Gabon : lutte contre le racket policier ou énième poudre de perlimpinpin ?
L’annonce formulée le 29 juin 2026 par Adrien Nguema Mba, ministre de l’Intérieur s’ajoute à la longue liste des déclarations ministérielles contre le racket policier. Ce fléau endémique, que subissent quotidiennement les usagers du Grand Libreville, n’a pourtant jamais connu d’amélioration tangible. Une énième sortie qui suscite toutefois des doutes au sein de l’opinion qui n’a que trop entendu les promesses de fin de ce phénomène qui ternit depuis des années l’image des forces de sécurité.
En effet, cette fois, les autorités affichent une « tolérance zéro » et vont jusqu’à brandir la menace de « complicité » face au laxisme hiérarchique. Si cette approche cherche visiblement à responsabiliser des chefs de corps soupçonnés de fermer les yeux, le passé incite à la prudence. Ce type d’injonction, déjà entendu, interroge sur la capacité réelle du ministère à muer ses discours en sanctions effectives.

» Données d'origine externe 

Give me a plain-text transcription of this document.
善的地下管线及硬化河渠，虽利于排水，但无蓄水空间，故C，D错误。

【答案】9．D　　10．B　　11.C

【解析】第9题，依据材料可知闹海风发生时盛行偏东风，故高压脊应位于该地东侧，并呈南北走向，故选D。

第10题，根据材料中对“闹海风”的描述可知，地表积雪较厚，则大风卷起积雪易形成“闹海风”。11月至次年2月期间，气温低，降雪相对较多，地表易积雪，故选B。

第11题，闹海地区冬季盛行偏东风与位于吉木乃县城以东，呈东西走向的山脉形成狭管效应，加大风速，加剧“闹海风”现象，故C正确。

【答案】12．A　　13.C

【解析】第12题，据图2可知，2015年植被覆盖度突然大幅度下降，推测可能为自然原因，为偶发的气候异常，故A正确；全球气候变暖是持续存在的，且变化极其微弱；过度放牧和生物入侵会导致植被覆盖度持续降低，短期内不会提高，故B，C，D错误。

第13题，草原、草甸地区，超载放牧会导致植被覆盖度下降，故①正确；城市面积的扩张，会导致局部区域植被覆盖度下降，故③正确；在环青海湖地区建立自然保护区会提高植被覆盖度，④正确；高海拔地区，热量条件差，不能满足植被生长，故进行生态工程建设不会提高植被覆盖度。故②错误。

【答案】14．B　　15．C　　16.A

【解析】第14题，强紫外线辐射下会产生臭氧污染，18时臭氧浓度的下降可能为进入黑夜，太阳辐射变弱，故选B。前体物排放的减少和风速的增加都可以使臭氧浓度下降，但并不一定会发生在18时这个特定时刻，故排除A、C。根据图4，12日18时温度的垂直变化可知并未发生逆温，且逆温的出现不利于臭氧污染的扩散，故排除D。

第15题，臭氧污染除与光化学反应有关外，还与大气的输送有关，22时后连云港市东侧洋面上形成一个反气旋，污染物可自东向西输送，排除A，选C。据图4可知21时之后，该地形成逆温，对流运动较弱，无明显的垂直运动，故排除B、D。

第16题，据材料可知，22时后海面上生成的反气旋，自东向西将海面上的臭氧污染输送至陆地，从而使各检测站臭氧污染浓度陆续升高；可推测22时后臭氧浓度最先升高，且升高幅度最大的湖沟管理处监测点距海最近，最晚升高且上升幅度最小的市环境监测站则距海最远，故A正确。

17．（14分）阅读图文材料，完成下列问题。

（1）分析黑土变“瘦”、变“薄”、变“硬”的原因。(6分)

Le flou d’une réorganisation sur le terrain
Au cœur des annonces figure le retrait des « composantes non autorisées ou superflues » au profit des seules compagnies structurées. Une question centrale émerge alors : qui arbitrera cette légitimité, et sur la base de quels critères ? En l’absence d’un calendrier précis et d’indicateurs objectifs, la mesure s’apparente davantage à une déclaration d’intention qu’à une réforme opérationnelle.
Certes, la loi de Programmation sécuritaire 2026-2030 offre un cadre légal à cette ambition. Toutefois, le manque de détails sur les outils de contrôle concrets laisse planer un doute persistant sur l’application de ce tri.
Une réponse policière insuffisante face aux maux sociaux
Parallèlement, la hiérarchie policière s’alarme de la criminalité en milieu scolaire, dopée par la consommation de stupéfiants. Face à cette mutation de la délinquance, la simple réorganisation des patrouilles montre vite ses limites. Les commissaires eux-mêmes pointent un sous-dimensionnement chronique, réclamant urgemment des moyens humains et logistiques. Pour ne pas se contenter de masquer les symptômes, le traitement de ce problème exige une action interministérielle globale, articulant la santé publique, l’éducation et la sécurité.
L’épreuve des faits et du calendrier
Finalement, la crédibilité de cette initiative se jouera dans la durée. Si les inspections générales sont sommées de multiplier les contrôles internes, ce signal devra impérativement déboucher sur des sanctions visibles et publiques pour convaincre.
À défaut, ce rappel à l’ordre rejoindra le cimetière des promesses sans suite, alimentant un peu plus la défiance des citoyens. Le succès ne se mesurera pas aux effets d’annonce, mais bien au nombre de sanctions prononcées et à la baisse réelle du racket sur les routes de la capitale.